Sometimes you are upset, because divorce has upset your traditions and how you will celebrate the holidays! I get it!!!
May this help:
Celebrating on the exact day doesn’t matter.
This year on Thanksgiving Day, I stayed home, caught up with work in the morning, sat in the afternoon while one of my cats curled up to sleep on my lap, and for dinner I had leftover gluten-free pasta! It didn’t bother me at all, because next weekend I will be celebrating Thanksgiving with all my children, grandchildren, brother, sister-in-law, and cousins…what a gift!!!!
Celebrating with a specific menu doesn’t matter
When my older daughter was in college, she and I visited my brother who lived in a small third floor walkup apartment in Boston. She insisted on cooking Thanksgiving dinner for the three of us, and when my brother and I sat down at his card table, we were treated to a large bowl of Kraft Macaroni & Cheese, a second bowl of heated up canned green beans, and a lovely tray of canned peaches, each artistically topped with a scoop cottage cheese. It was a meal filled with love and laughter.
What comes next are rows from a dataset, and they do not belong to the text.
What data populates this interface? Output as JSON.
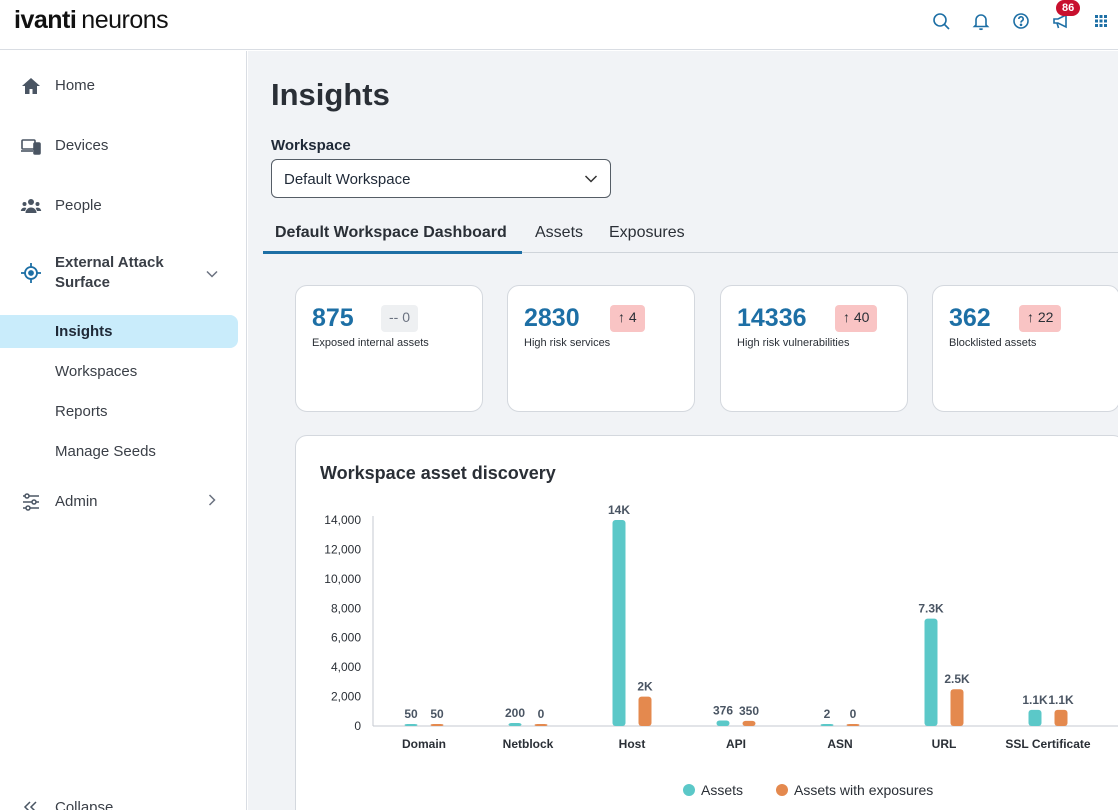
{
  "app": {
    "brand": "ivanti",
    "product": "neurons",
    "notification_count": "86"
  },
  "topbar_icons": [
    "search-icon",
    "bell-icon",
    "help-icon",
    "megaphone-icon",
    "apps-grid-icon"
  ],
  "sidebar": {
    "home": "Home",
    "devices": "Devices",
    "people": "People",
    "external_attack_surface": "External Attack Surface",
    "sub_items": [
      "Insights",
      "Workspaces",
      "Reports",
      "Manage Seeds"
    ],
    "admin": "Admin",
    "collapse": "Collapse"
  },
  "main": {
    "title": "Insights",
    "workspace_label": "Workspace",
    "workspace_value": "Default Workspace",
    "tabs": [
      "Default Workspace Dashboard",
      "Assets",
      "Exposures"
    ],
    "cards": [
      {
        "value": "875",
        "delta": "-- 0",
        "label": "Exposed internal assets"
      },
      {
        "value": "2830",
        "delta": "↑ 4",
        "label": "High risk services"
      },
      {
        "value": "14336",
        "delta": "↑ 40",
        "label": "High risk vulnerabilities"
      },
      {
        "value": "362",
        "delta": "↑ 22",
        "label": "Blocklisted assets"
      }
    ]
  },
  "colors": {
    "accent": "#1d6fa5",
    "assets": "#5bc8c8",
    "exposures": "#e4894e",
    "delta_up_bg": "#f9c4c4"
  },
  "chart_data": {
    "type": "bar",
    "title": "Workspace asset discovery",
    "categories": [
      "Domain",
      "Netblock",
      "Host",
      "API",
      "ASN",
      "URL",
      "SSL Certificate"
    ],
    "series": [
      {
        "name": "Assets",
        "values": [
          50,
          200,
          14000,
          376,
          2,
          7300,
          1100
        ],
        "labels": [
          "50",
          "200",
          "14K",
          "376",
          "2",
          "7.3K",
          "1.1K"
        ]
      },
      {
        "name": "Assets with exposures",
        "values": [
          50,
          0,
          2000,
          350,
          0,
          2500,
          1100
        ],
        "labels": [
          "50",
          "0",
          "2K",
          "350",
          "0",
          "2.5K",
          "1.1K"
        ]
      }
    ],
    "yticks": [
      "14,000",
      "12,000",
      "10,000",
      "8,000",
      "6,000",
      "4,000",
      "2,000",
      "0"
    ],
    "ylim": [
      0,
      14000
    ],
    "legend_position": "bottom",
    "grid": false
  }
}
How you define family doesn’t matter
Family may be large or small. It may be relatives or friends. You may be in search of family. If this is the case, please know you are not alone and will find the warm, welcoming community you are searching for.
Gratitude DOES matter
During my divorce the only thing I could be grateful for was being able talk in a complete sentence when absolutely necessary and possibly not going through as many boxes of kleenex as I had the day before.
Gratitude is not simply a solitary exercise.
In a world where we are confronted by so much pain, despair, and fear, gratitude brings Light. It offers hope. It informs and changes us.
Gratitude can be a force through which we offer our humanity to others with a smile, with a gesture of compassion and understanding. It can motivate us to act, to reach out, and make a difference.